PEN International’s Translation and Linguistic Rights Committee is seeking submission for their annual Video-Poem Marathon in Indigenous and Minoritized Languages.
The marathon will launch February 21, 2025 (International Mother Language Day) and run until March 21 (World Poetry Day). This project seeks to create a space for the simplest and most beautiful use of minoritized languages: to create art, express feelings, and bring joy—first to the community itself and then to the wider world.
Since 2021, this initiative has brought together over 200 poets working in approximately 140 languages, some with very few speakers but with a shared commitment to revitalizing what was forcibly taken from them. Each new poem created in a minoritised language revitalises that language and empowers the artists who work with it. Displaying that poem alongside dozens of literary creations in similar linguistic situations adds a small but important drop to a community frequently deprived of access to its own culture.
Although the committee generally prefers a different poet to participate in each year, the committee understand that, for some languages, having even one poet contributing is already an incredible achievement.
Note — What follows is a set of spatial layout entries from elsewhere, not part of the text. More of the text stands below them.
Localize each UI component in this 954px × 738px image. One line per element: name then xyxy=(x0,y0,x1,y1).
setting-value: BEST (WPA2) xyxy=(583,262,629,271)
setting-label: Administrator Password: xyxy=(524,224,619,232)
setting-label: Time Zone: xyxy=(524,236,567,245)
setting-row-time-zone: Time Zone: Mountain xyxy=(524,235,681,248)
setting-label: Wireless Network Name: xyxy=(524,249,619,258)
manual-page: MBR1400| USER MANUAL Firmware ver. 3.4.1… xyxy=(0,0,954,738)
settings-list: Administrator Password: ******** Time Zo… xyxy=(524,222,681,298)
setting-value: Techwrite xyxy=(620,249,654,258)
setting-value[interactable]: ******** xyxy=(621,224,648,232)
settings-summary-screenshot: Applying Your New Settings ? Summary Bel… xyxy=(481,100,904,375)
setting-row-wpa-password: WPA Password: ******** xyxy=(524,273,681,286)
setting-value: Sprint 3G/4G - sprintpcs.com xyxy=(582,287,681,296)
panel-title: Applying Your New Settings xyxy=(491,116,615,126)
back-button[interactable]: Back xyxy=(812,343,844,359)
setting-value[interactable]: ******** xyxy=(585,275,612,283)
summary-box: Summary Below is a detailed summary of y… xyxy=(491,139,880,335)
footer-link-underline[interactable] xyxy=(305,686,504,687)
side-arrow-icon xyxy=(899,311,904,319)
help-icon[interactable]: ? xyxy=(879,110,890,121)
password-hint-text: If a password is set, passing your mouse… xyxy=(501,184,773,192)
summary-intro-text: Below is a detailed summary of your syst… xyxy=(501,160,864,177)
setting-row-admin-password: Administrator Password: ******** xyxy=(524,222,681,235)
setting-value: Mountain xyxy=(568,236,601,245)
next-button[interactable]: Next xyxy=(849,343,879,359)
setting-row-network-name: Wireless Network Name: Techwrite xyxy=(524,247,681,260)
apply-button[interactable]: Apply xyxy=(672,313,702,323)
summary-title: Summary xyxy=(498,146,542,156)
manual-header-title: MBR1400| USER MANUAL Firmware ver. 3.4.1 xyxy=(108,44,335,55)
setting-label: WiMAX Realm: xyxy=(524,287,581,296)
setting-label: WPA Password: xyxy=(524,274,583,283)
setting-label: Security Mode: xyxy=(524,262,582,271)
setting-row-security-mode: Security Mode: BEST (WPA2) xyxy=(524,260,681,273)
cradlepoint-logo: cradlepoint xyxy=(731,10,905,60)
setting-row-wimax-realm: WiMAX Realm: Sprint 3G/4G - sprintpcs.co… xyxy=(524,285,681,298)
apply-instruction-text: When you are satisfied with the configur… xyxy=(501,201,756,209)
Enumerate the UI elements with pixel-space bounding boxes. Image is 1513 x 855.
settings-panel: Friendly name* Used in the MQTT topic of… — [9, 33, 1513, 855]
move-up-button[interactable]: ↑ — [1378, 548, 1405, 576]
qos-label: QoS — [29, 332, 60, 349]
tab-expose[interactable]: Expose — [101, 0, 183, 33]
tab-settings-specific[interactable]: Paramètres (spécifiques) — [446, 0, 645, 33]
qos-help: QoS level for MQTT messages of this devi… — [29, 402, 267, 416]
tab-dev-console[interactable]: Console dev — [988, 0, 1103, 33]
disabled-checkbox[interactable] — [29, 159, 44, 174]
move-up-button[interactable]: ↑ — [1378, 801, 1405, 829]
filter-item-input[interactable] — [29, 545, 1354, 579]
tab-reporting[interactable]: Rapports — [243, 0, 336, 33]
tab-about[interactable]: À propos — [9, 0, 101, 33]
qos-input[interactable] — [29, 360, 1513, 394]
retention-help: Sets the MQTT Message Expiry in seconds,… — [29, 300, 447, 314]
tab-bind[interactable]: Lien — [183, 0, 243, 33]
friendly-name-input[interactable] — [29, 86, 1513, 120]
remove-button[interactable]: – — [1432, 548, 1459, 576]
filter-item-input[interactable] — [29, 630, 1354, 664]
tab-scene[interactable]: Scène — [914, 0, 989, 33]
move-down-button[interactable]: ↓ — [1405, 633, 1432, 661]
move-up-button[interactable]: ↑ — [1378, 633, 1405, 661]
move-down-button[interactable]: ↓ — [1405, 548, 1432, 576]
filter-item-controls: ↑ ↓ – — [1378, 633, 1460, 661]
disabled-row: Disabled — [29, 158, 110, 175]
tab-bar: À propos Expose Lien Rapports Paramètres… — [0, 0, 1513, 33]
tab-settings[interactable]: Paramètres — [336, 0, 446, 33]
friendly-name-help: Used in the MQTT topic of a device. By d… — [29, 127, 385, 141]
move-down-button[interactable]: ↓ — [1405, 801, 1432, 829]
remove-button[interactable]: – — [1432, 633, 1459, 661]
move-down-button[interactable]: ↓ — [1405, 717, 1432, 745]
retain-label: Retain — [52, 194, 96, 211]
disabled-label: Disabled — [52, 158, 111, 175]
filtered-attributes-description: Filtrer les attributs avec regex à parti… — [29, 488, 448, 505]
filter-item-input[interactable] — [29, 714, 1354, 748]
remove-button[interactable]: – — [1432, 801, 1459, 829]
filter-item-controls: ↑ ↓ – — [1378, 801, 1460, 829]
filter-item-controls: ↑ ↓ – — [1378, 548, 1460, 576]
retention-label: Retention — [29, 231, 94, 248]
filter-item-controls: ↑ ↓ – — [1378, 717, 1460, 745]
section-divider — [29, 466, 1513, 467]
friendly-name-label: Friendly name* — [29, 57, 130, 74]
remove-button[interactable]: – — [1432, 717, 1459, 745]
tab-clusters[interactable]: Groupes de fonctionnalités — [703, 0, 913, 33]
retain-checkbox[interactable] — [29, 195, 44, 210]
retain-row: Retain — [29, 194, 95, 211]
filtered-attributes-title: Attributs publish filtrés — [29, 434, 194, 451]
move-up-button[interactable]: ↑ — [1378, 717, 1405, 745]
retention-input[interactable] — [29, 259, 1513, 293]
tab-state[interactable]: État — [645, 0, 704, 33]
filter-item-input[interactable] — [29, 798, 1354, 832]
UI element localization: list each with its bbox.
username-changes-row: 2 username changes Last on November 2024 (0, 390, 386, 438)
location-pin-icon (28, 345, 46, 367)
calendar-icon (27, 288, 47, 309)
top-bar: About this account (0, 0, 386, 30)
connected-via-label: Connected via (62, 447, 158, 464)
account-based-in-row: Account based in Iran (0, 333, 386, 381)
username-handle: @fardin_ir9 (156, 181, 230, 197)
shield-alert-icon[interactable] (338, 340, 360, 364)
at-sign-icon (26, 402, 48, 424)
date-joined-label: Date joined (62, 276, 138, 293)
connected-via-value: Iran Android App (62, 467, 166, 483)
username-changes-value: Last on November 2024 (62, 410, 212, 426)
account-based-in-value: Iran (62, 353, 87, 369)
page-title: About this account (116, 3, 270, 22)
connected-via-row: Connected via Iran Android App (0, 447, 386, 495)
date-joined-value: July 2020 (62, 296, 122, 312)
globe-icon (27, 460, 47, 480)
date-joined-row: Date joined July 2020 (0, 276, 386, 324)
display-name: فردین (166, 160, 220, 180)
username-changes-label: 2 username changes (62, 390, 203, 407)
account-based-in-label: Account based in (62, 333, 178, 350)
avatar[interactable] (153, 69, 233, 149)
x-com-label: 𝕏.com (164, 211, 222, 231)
For this reason, the committee encourage you to ensure your language is represented in this year’s marathon.
Deadline for submissions: February 14, 2025.
What you need to submit
Detailed information and guidelines about the submission can be found here in English (also available in French and Spanish). You will need to submit three things: a video, a text file, and a description.
First, the video should be:
- read/recited by its author in the original language
- recorded horizontally (panoramic mode)
- have a resolution of 1920 x 1080
- ideally be between 30 seconds and 1 minute in length (short videos are preferred), and no longer than 1:30 minutes
- have no overlaid text, edition or post-production — just the poet reciting the poem
- checked before sending: check the audio is clear and can be heard in playback
Second, provide a text file with the poem and its translations. Ideally, in columns facing each other. If it is not written in the Latin alphabet, please also include a transcription.
Third, please write a couple of sentences (250 characters) to contextualize the language.
To submit, upload your files to a Drive (Drive, WeTransfer, Dropbox, etc.) and send a link by email to pen.tlrc@gmail.com, along with any questions you may have.
About the Translation and Linguistic Rights Committee
The PEN International Translation and Linguistic Rights Committee promotes the right of all languages to be written, read and heard, whether they are spoken by millions of people or just by a few. Through projects, events, publishing and campaigning, the Committee encourages readers and writers to explore writing from cultures other than their own.
Founded in Stockholm in 1978, the Committee played a leading role in creating the Universal Declaration of Linguistic Rights, 1996. It adopted the Girona Manifesto for Linguistic Rights, a ten-point document designed to defend linguistic diversity around the world, which expresses the goals of the Universal Declaration as well as the aims of the Committee.
The current Chair of the Translation and Linguistic Rights Committee is Urtzi Urrutikoetxea, who is also Chair of Basque PEN / Euskal PENeko burua.